Köpek Adası
Sinema perdesine pastel tonlar ve simetrik takıntısıyla
özgün bir dünya kazandıran Wes Anderson, ikinci stop motion filmi Köpek Adası
ile seyircisine müthiş bir sistem eleştirisi anlatıyor.
Öncelikle Wes Anderson benim için çok özel bir yönetmen.
Teknik anlamda oluşturduğu dünyalar şöyle dursun, hikaye anlatıcılığında üst
seviyeye ulaşmış bir usta. Yükselen Ay Işığı Krallığı, Büyük Budapeşte Oteli ve
Küs Kardeşler Limited Şirketi, seyircisiyle özgün bir bağ kurabilen filmler
olmuştur. Bunun dışında ilk olarak Ronald Dalh’ın ‘’Yaman Tilki’’ çocuk
masalını sinemaya kukla – stop motion anlatımıyla aktaran Teksaslı yönetmen,
ikinci filminde kendi rüştünü ispat ediyor adeta.
Öncelikle Köpek Adası, her kesime hitap edebilen bir
animasyon. Ayrıca sene içerisindeki yabancı
filmler arasından da sıyrılarak özel bir anlatı kazandırıyor seyircisine. Animasyon filmleri seven ve çocuksu
anlatılardan çok daha yetişkin sekanslar izlemek isteyenler ise bulunmaz bir
nimet, başarılı aktarılan bir görsel şölen.
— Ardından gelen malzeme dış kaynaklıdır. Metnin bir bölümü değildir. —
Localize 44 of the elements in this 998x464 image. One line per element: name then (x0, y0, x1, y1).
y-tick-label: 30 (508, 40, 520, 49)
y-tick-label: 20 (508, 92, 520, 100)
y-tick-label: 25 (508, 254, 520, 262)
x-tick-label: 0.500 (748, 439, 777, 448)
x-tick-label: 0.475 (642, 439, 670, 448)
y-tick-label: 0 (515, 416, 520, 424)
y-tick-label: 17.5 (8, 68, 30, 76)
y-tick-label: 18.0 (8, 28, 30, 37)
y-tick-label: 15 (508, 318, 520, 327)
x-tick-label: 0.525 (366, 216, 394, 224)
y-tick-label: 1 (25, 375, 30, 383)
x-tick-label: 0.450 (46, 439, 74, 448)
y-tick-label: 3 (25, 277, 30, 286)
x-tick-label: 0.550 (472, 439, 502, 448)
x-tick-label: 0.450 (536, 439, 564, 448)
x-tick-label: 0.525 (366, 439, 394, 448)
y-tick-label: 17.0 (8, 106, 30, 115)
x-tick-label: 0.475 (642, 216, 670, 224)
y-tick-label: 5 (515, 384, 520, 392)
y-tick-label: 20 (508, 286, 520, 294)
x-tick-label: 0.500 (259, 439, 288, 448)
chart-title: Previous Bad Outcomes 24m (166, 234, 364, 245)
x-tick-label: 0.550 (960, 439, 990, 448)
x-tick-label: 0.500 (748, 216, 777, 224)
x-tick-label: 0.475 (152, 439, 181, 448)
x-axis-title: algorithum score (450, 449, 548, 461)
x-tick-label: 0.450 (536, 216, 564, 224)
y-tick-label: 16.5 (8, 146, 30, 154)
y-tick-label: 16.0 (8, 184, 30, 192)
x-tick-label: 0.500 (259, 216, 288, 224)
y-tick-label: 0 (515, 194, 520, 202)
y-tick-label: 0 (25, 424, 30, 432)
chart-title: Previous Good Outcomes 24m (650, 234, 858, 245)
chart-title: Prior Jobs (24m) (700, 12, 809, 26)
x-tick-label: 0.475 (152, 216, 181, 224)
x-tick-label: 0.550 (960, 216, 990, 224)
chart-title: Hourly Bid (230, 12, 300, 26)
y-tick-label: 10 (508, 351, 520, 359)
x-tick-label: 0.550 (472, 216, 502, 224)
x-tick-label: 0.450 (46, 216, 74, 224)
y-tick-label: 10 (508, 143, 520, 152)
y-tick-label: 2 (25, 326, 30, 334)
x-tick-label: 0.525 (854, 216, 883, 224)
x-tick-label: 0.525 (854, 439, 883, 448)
Her sahnesinde emek ve azim kavramlarını hissettiğimiz
filmin konusu ise bir şehirdeki tüm köpeklerin bir an toplanarak devasa bir çöp
alanına sürülmesine odaklanmakta. 12 yaşındaki bir çocuk gözünden ve köpeklerin
içerisinde bulundukları konumlar üzerinden anlatılan hikaye, her sahnesinde
daha gerçekçi ve yönetmenin hicivsel anlatısını tamamlayabilen bir konumda.
Film içinden bir sahne |
Isle of Dogs yani Köpek Adası, seslendirme kadrosuyla da
dikkat çekiyor. Türkçe dublaj yerine altyazıyla izlenirse çok daha tatmin edici
olacağına inandığım filmin baş karakterlerinden birisi Breaking Bad’deki Walter
White karakteriyle yakaladığı üstün performansla dikkat çeken Bryan Cranston’un
sesiyle hayat buluyor. Bunun dışında başarılı oyuncular Edward Northon ve
Scarlett Johansson da filmde önemli karakterleri seslendiriyor.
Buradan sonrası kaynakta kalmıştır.